PASADENA, Calif. - Many years ago, yours truly dabbled in a little stand-up comedy. I'll never forget a review that ran in the Ottawa Citizen: "Bullock & Brioux are to comedy what a grapefruit is to parallel parking."
Another zinger invoked the dullest Alberta premier ever: "Peter Lougheed funnier than comedy pair."
The point is, those bad reviews stay with you for life. So it was with some empathy that I sat and listened to The Office's Steve Carell accept his Television Critic's Award Sunday night for Best Individual Achievement in Comedy.
Carell thanked critics and then read from an old review so withering most in the room assumed it was made up. It hearkened back to his performance as a deaf mute chef in the long-forgotten sitcom Over The Top, which Carell said ran from "October, 1997, to October, 1997."

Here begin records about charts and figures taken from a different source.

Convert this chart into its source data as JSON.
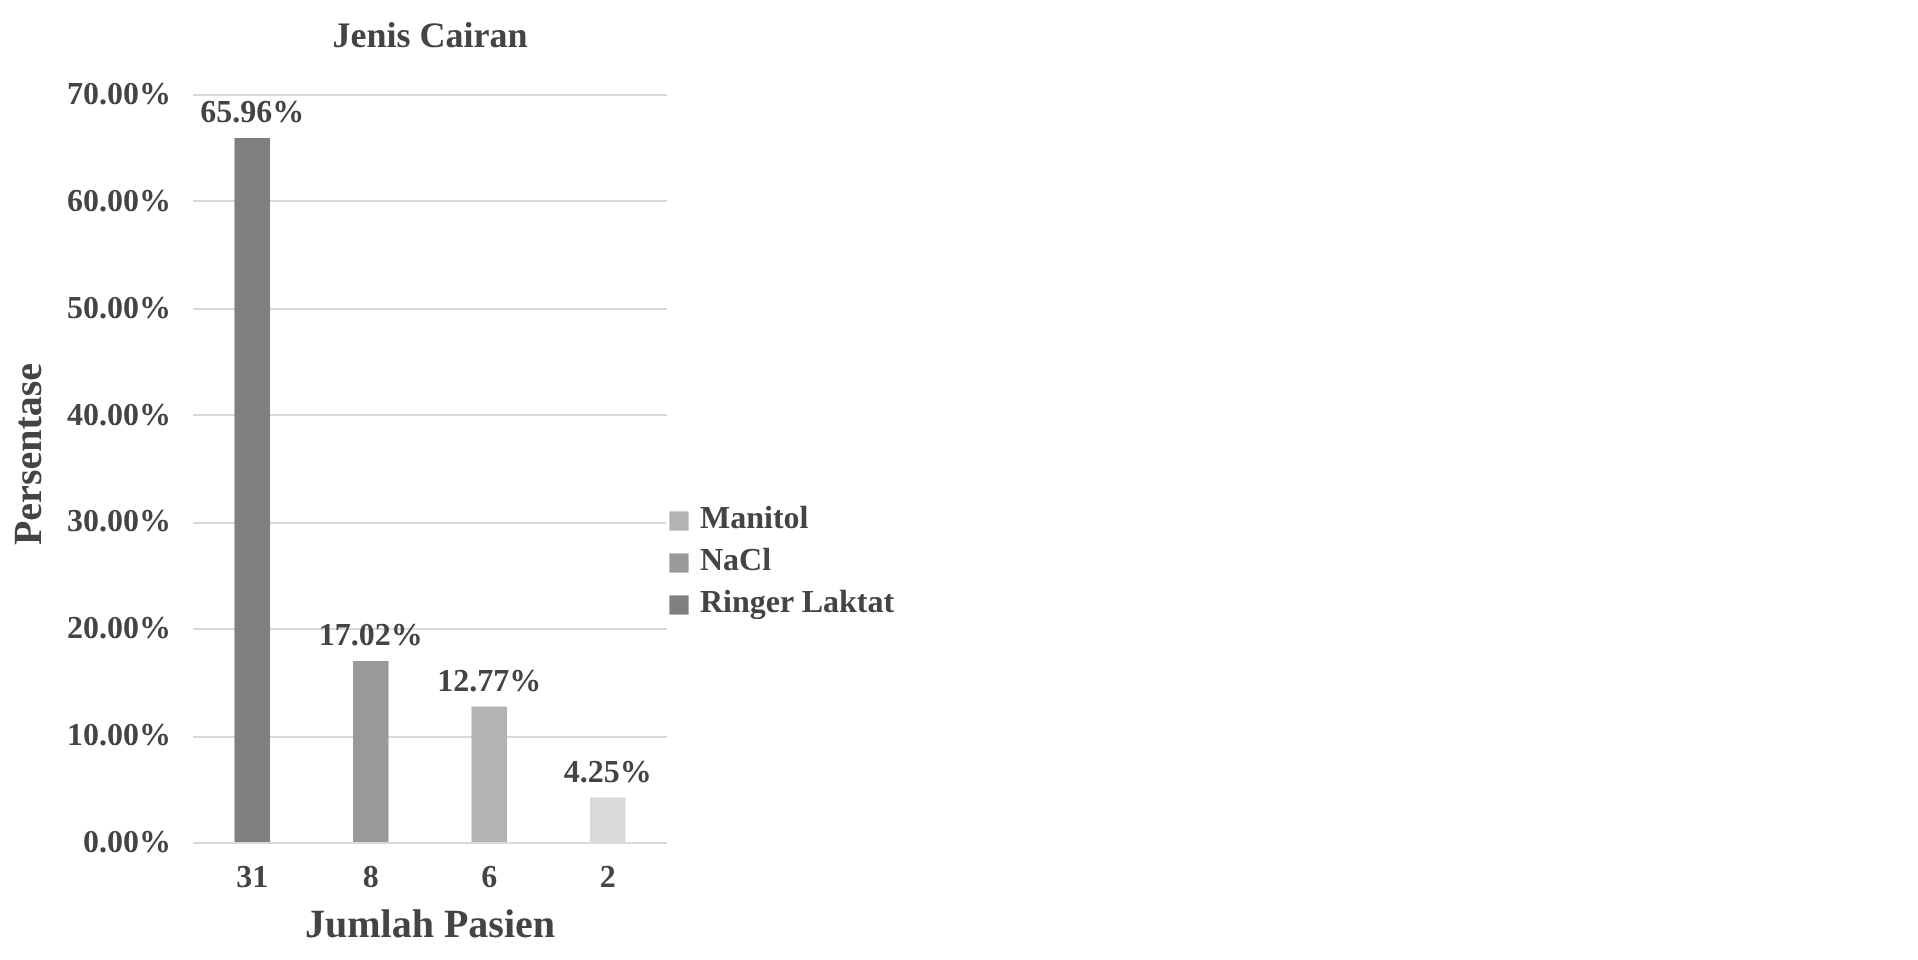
{
  "chart_data": {
    "type": "bar",
    "title": "Jenis Cairan",
    "xlabel": "Jumlah Pasien",
    "ylabel": "Persentase",
    "categories": [
      "31",
      "8",
      "6",
      "2"
    ],
    "series": [
      {
        "color": "#d9d9d9",
        "values": [
          null,
          null,
          null,
          4.25
        ],
        "value_labels": [
          null,
          null,
          null,
          "4.25%"
        ]
      },
      {
        "name": "Manitol",
        "color": "#b3b3b3",
        "values": [
          null,
          null,
          12.77,
          null
        ],
        "value_labels": [
          null,
          null,
          "12.77%",
          null
        ]
      },
      {
        "name": "NaCl",
        "color": "#999999",
        "values": [
          null,
          17.02,
          null,
          null
        ],
        "value_labels": [
          null,
          "17.02%",
          null,
          null
        ]
      },
      {
        "name": "Ringer Laktat",
        "color": "#808080",
        "values": [
          65.96,
          null,
          null,
          null
        ],
        "value_labels": [
          "65.96%",
          null,
          null,
          null
        ]
      }
    ],
    "ylim": [
      0,
      70
    ],
    "yticks": [
      {
        "value": 0,
        "label": "0.00%"
      },
      {
        "value": 10,
        "label": "10.00%"
      },
      {
        "value": 20,
        "label": "20.00%"
      },
      {
        "value": 30,
        "label": "30.00%"
      },
      {
        "value": 40,
        "label": "40.00%"
      },
      {
        "value": 50,
        "label": "50.00%"
      },
      {
        "value": 60,
        "label": "60.00%"
      },
      {
        "value": 70,
        "label": "70.00%"
      }
    ],
    "grid": "y",
    "legend": "right"
  }
}
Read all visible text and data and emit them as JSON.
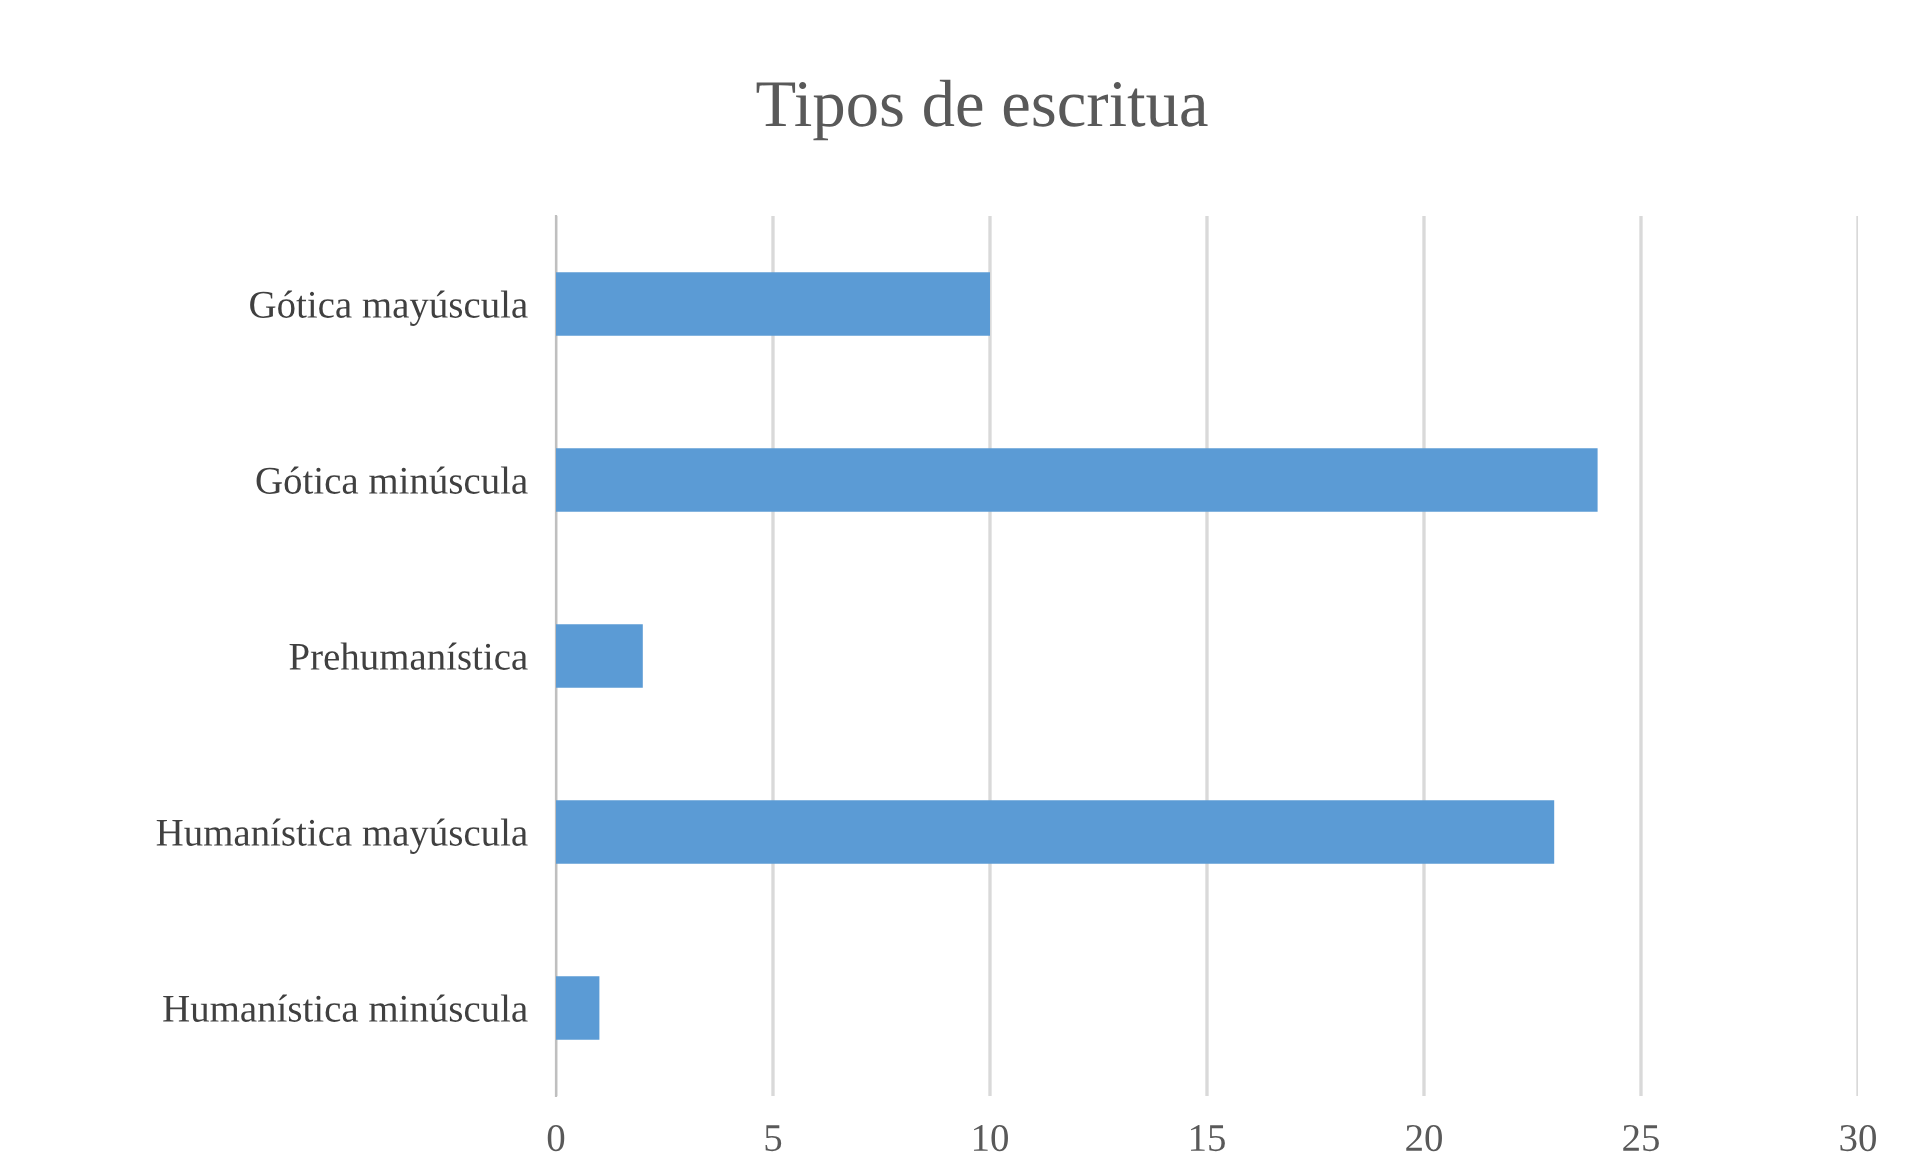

"I wish I could say Carell was bad," wrote teevee.org Web critic Peter Ko, "but that would imply that I have some frame of reference to judge him against." Ko went on: "I have stood in a freezer full of dead people at the morgue. I have seen a man's scalp pulled back over his nose. I've even seen 35 minutes of Ellen DeGeneres' Mr. Wrong. But I can now honestly say that until Steve Carell's turn in the premiere of Over the Top, I have never known true horror."
And people thought I was too tough on Ben Mulroney.